Your server is lying to you. It says everything is fine when it's actually on fire. Why? Because you're not watching. You're flying blind. That's not a strategy - that's hope.
The Bare Minimum
Before you do anything else, set up basic system monitoring. Today. Right now:
# CPU, memory, disk - the holy trinity
top
free -h
df -h
# What's running
ps aux | head -20
# Network connections
ss -tunap
# Disk I/O
iostat -x 1 5
These commands are your eyes. Run them regularly. Know what's normal so you recognize the abnormal.
Enter Prometheus
Prometheus is the monitoring system for people who actually give a damn. It scrapes metrics, stores them, and lets you query them. No middleware. No database required. Just pull-based monitoring that works.
# Install Prometheus
wget https://prometheus.io/download/prometheus-2.45.0.linux-amd64.tar.gz
tar xzf prometheus-2.45.0.linux-amd64.tar.gz
cd prometheus-2.45.0.linux-amd64
# Run it
./prometheus --config.file=prometheus.yml
Prometheus is open source. It's not owned by a corporation trying to lock you in. It just works.
Grafana: Make It Pretty
Raw numbers don't tell stories. Grafana does. Connect it to Prometheus and build dashboards that show you exactly what's happening.
# Install Grafana
wget https://dl.grafana.com/oss/release/grafana-10.0.0.linux-amd64.tar.gz
tar -zxvf grafana-10.0.0.linux-amd64.tar.gz
cd grafana-10.0.0
# Start it
./bin/grafana-server
Point your browser to http://localhost:3000. Default login is admin/admin. Change that immediately.
The Metrics That Matter
Don't monitor everything. Monitor what kills you:
- CPU usage - If it hits 100% for too long, something is wrong
- Memory - OOM killer is not your friend
- Disk - Full disks break everything
- Network - Saturation means dropped packets
- Latency - Slow responses drive users away
Alerting: Wake Up
Monitoring without alerting is just expensive logging. Configure alerts that actually matter:
groups:
- name: alerts
rules:
- alert: HighCPU
expr: 100 - (avg by (instance) (rate(node_cpu_seconds_total{mode="idle"}[5m])) * 100) > 80
for: 5m
labels:
severity: warning
annotations:
summary: "High CPU on {{ $labels.instance }}"
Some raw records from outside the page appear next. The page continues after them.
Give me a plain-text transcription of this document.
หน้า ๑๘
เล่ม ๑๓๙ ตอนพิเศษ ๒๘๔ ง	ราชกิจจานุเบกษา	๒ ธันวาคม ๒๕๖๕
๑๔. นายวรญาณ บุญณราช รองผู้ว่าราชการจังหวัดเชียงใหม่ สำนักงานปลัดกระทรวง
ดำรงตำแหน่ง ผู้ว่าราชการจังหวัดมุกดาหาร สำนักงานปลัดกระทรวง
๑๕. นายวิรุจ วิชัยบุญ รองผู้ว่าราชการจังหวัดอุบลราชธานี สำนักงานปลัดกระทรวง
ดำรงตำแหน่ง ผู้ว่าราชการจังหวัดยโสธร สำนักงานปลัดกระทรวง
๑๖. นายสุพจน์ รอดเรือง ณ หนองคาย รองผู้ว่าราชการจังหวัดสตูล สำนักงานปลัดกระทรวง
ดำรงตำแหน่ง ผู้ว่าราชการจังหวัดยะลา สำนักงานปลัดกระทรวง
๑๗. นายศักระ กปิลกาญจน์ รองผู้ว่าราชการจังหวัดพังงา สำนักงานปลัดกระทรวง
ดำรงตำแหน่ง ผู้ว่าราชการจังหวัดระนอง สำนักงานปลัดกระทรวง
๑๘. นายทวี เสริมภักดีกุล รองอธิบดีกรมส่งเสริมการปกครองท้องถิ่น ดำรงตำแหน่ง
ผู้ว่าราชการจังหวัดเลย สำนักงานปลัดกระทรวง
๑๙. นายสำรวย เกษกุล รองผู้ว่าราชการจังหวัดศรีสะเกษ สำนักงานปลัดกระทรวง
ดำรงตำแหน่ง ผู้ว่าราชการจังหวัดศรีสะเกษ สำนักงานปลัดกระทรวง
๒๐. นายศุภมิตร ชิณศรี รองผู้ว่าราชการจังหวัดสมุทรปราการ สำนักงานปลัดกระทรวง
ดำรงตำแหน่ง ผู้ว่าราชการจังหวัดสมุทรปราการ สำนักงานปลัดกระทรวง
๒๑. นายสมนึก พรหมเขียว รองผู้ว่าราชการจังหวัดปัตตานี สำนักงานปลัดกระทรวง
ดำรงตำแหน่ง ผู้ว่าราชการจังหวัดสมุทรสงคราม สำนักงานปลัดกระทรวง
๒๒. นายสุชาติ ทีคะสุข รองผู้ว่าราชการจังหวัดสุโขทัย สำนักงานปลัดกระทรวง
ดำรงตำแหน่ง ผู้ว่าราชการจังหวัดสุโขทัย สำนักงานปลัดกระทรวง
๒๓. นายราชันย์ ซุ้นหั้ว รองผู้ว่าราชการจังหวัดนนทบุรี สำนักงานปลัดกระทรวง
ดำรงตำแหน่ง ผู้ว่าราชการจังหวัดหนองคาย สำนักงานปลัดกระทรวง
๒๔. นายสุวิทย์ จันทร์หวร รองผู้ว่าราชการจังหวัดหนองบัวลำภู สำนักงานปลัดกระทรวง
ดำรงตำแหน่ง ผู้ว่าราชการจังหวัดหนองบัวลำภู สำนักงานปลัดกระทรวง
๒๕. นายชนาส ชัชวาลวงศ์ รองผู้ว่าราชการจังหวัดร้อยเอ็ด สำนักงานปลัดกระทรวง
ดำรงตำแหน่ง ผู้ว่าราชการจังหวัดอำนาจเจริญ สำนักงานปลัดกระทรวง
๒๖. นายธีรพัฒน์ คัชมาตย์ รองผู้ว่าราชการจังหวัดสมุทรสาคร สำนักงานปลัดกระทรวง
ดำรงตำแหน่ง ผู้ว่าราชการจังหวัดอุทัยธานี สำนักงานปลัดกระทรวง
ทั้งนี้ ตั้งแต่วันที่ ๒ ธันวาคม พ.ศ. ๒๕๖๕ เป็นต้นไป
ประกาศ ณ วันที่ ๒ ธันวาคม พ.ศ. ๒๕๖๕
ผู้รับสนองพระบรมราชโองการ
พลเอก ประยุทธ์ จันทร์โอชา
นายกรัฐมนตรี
Only alert on things that need action. Alert fatigue is real. When everything is an alert, nothing is.
The Point
You built the system. You deployed it. Now watch it. The moment you stop monitoring is the moment something breaks and you don't find out until a user complains.
Use open tools. Prometheus, Grafana, node_exporter - all free, all open source. Build your monitoring stack on software that respects your freedom.
Because the best time to set up monitoring was before something broke. The second best time is now.